Irmãos Coen dão atualidade ao faroeste evidenciando suas relações de força

A primeira impressão não é boa: a primeira das histórias de “The Ballad of Buster Scruggs” (como de hábito, Netflix apresenta o filme com o título inglês), justamente a de Buster Scruggs, remete a um Oeste tradicional (pelo cowboy músico), porém paródico. Lá estão o estilo, as imagens afetadas, certo tipo de humor cínico bem próprio aos filmes dos irmãos Coen.

A seguir somos levados a uma versão mais Sergio Leone do Oeste: o assalto a banco, a gado e enforcamentos, a secura da paisagem... Mas aí o trabalho, seja sobre as cores, seja sobre construção de tipos, sobre a remissão a outros velhos oestes, remete novamente a esse estilismo dos Coen que não raro se sobressai pelo excesso.

No episódio do minerador somos conduzidos a uma substância humana mais interessante, com quê do “Ouro e Maldição” de Stroheim, talvez: um velho minerador cava obstinadamente em torno de um riacho, certo de que ali encontrará seu bolsão de ouro. Seu rosto, porém, e suas atitudes, nos levam a acreditar que essa busca vem de muito tempo. Há certa beleza nesse episódio sobre a cobiça em oposição à natureza, um tanto prejudicado, porém, pela intervenção excessiva nas cores.

O primeiro momento capaz de, de fato, chamar a atenção é a montagem do cenário para um espetáculo itinerante, o episódio com Liam Neesom. Aqui, o filme nos leva mais para o registro do terror do que para o do faroeste. Pode ser irritante, conforme o gosto, mas nada desinteressante, em todo caso.

À medida que caminhamos para o final, um Oeste mais realista (ou seja: mais conforme às convenções) se impõe. Tanto a fotografia deixa de causar impressão à parte como, no episódio da caravana para o Oregon, os personagens e as situações são bem desenvolvidas.
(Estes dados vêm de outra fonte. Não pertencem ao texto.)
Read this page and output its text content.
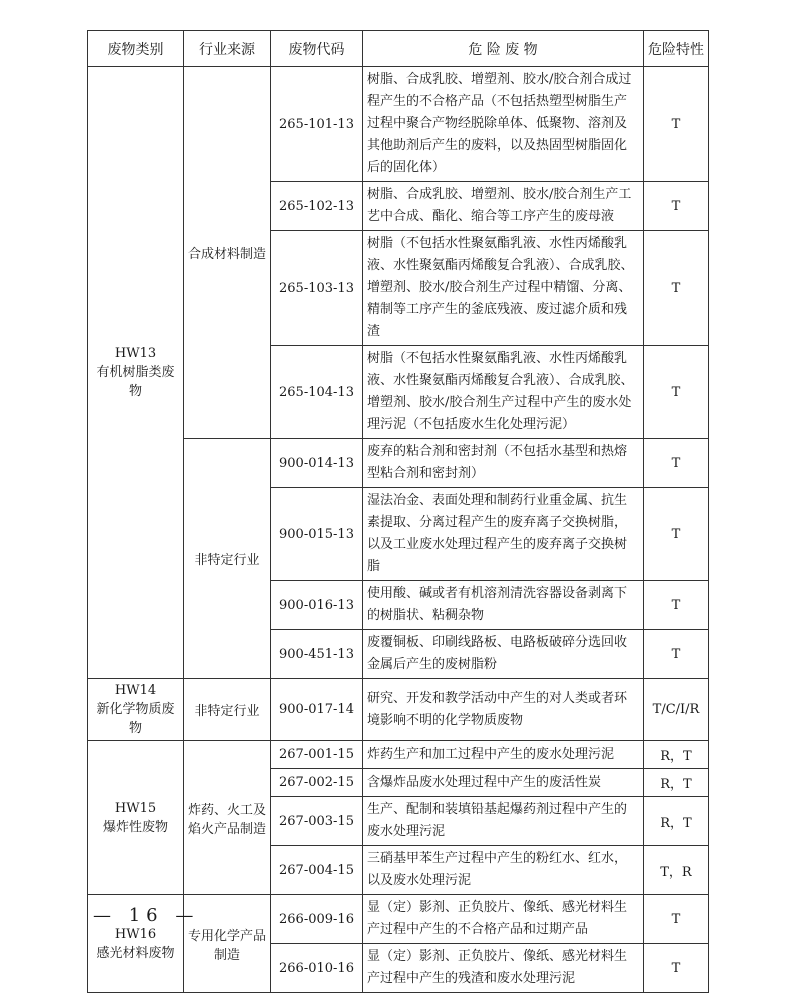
废物类别	行业来源	废物代码	危 险 废 物	危险特性

HW13
有机树脂类废物	合成材料制造	265-101-13	树脂、合成乳胶、增塑剂、胶水/胶合剂合成过程产生的不合格产品（不包括热塑型树脂生产过程中聚合产物经脱除单体、低聚物、溶剂及其他助剂后产生的废料，以及热固型树脂固化后的固化体）	T
		265-102-13	树脂、合成乳胶、增塑剂、胶水/胶合剂生产工艺中合成、酯化、缩合等工序产生的废母液	T
		265-103-13	树脂（不包括水性聚氨酯乳液、水性丙烯酸乳液、水性聚氨酯丙烯酸复合乳液）、合成乳胶、增塑剂、胶水/胶合剂生产过程中精馏、分离、精制等工序产生的釜底残液、废过滤介质和残渣	T
		265-104-13	树脂（不包括水性聚氨酯乳液、水性丙烯酸乳液、水性聚氨酯丙烯酸复合乳液）、合成乳胶、增塑剂、胶水/胶合剂生产过程中产生的废水处理污泥（不包括废水生化处理污泥）	T
	非特定行业	900-014-13	废弃的粘合剂和密封剂（不包括水基型和热熔型粘合剂和密封剂）	T
		900-015-13	湿法冶金、表面处理和制药行业重金属、抗生素提取、分离过程产生的废弃离子交换树脂，以及工业废水处理过程产生的废弃离子交换树脂	T
		900-016-13	使用酸、碱或者有机溶剂清洗容器设备剥离下的树脂状、粘稠杂物	T
		900-451-13	废覆铜板、印刷线路板、电路板破碎分选回收金属后产生的废树脂粉	T

HW14
新化学物质废物	非特定行业	900-017-14	研究、开发和教学活动中产生的对人类或者环境影响不明的化学物质废物	T/C/I/R

HW15
爆炸性废物	炸药、火工及焰火产品制造	267-001-15	炸药生产和加工过程中产生的废水处理污泥	R，T
		267-002-15	含爆炸品废水处理过程中产生的废活性炭	R，T
		267-003-15	生产、配制和装填铅基起爆药剂过程中产生的废水处理污泥	R，T
		267-004-15	三硝基甲苯生产过程中产生的粉红水、红水，以及废水处理污泥	T，R

HW16
感光材料废物	专用化学产品制造	266-009-16	显（定）影剂、正负胶片、像纸、感光材料生产过程中产生的不合格产品和过期产品	T
		266-010-16	显（定）影剂、正负胶片、像纸、感光材料生产过程中产生的残渣和废水处理污泥	T
— 16 —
Mais surpreendente, o episódio final parece bem uma adaptação ao Velho Oeste de “A Carruagem Fantasma”, de Victor Sjostrom, tanto quanto a “No Tempo das Diligências”, de John Ford. Trata-se, então, de um desses belos momentos em que o cinema surge, legitimamente, do próprio cinema.

E nesse episódio talvez esteja o mais belo momento de roteiro (roteiro que, aliás, é um ponto forte do conjunto do filme), pois a conversa dos personagens nos leva de um lado a outro, de uma questão a outra, das várias realidades vividas por cada personagem da diligência, até o final abertamente fantástico (como gênero).

Esse retorno ao Oeste se mostra, quando chegamos ao final, bem mais interessante do que a soma de suas partes. Se o gênero estava morto, os Coen conseguem introduzir-lhe uma inesperada atualidade: é de relações de força que se trata, do começo ao fim. Os fortes contra os fracos, os que impõem o destino contra os que o sofrem, os que matam contra os que morrem.

Em resumidas contas, trata-se de reencontrar um Oeste vivo ao tratar da sociedade pós-industrial, ou da globalização, ou do neoliberalismo (fique à vontade para escolher), ou de todos eles. Não é de Velho Oeste que se costumava falar? Bem, aqui estamos no coração da selvageria. E os Coen se saem do desafio infinitamente melhor que o Tarantino de “Os Oito Odiados”.